UCLA Health researchers reported that long-term pesticide exposure to chlorpyrifos near the home was associated with a more than 2.5-fold increase in Parkinson's disease risk. The study, published in Molecular Neurodegeneration, paired data from 829 people with Parkinson's disease and 824 without the condition with laboratory work in mice.
UCLA Health Study Data
The team drew all participants from UCLA's ongoing Parkinson's Environment and Genes study. It estimated each person's long-term exposure by combining California pesticide use records with residential and workplace addresses, then compared people diagnosed with Parkinson's disease with those who were not.
The numbers point in the same direction. Among the 829 people with Parkinson's disease and 824 individuals without it, higher residential exposure to chlorpyrifos tracked with the larger risk estimate. The finding adds to research looking at environmental factors that may contribute to the disease, which affects nearly one million Americans.
Mice Exposed For 11 Weeks
The laboratory part of the study gave the epidemiology a biological test. Mice exposed to aerosolized chlorpyrifos for 11 weeks developed movement problems, lost dopamine-producing neurons, and showed inflammation in the brain along with an abnormal buildup of alpha-synuclein.
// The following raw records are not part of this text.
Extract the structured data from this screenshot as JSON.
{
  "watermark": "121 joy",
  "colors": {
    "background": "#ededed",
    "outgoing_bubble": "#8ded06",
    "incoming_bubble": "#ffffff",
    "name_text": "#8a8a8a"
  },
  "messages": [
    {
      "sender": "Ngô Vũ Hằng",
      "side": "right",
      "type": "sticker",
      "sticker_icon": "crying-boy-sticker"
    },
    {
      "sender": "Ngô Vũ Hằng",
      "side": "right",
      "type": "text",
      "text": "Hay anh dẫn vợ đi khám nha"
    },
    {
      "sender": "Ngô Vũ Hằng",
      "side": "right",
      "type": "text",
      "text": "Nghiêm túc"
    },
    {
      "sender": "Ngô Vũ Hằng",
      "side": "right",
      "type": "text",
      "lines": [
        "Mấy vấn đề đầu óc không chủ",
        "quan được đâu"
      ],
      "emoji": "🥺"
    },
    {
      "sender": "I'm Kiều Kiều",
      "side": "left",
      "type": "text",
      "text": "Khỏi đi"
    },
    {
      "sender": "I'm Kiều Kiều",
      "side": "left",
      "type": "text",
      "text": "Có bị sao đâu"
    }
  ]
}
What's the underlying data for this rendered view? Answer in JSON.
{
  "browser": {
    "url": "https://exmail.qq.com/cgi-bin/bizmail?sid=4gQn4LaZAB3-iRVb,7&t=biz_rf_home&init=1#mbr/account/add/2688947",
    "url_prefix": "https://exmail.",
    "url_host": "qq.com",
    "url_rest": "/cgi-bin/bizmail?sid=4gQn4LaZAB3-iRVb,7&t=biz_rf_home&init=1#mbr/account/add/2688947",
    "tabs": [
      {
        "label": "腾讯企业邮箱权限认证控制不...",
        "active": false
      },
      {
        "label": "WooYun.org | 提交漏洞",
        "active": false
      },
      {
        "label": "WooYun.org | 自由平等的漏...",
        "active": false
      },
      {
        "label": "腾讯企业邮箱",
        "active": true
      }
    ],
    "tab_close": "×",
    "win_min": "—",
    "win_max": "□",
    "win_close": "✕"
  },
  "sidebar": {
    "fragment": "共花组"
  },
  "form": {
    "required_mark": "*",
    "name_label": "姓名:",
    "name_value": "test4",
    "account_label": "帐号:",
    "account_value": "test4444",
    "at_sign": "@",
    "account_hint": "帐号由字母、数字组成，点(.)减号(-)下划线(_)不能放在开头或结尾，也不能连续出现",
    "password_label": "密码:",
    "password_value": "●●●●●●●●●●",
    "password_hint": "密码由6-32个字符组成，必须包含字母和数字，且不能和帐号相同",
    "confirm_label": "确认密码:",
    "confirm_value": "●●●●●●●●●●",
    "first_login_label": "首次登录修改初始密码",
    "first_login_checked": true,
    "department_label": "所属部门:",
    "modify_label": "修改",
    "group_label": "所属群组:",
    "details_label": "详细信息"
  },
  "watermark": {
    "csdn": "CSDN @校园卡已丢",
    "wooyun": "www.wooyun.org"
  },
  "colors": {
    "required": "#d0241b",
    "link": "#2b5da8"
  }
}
That pattern matters because Parkinson's disease is tied to movement problems and neuron loss, and alpha-synuclein is one of the proteins implicated in the disease process. The mouse results do not replace the human data, but they show a plausible route from exposure to the brain changes seen in Parkinson's disease.
Chlorpyrifos In United States Crops
Residential uses of chlorpyrifos were banned in 2001, and agricultural applications faced restrictions in 2021. Even so, chlorpyrifos continues to be used on a variety of crops in the United States, leaving a gap between the study's near-home exposure finding and current crop use.
For readers who live near treated fields or have lived near them for years, the practical takeaway is narrow but direct: this study points to long-term nearby exposure as the risk condition, not a one-time contact. How much current United States crop exposure to chlorpyrifos still exists is not answered here, but the study gives a stronger reason to pay attention to where and how the pesticide is used.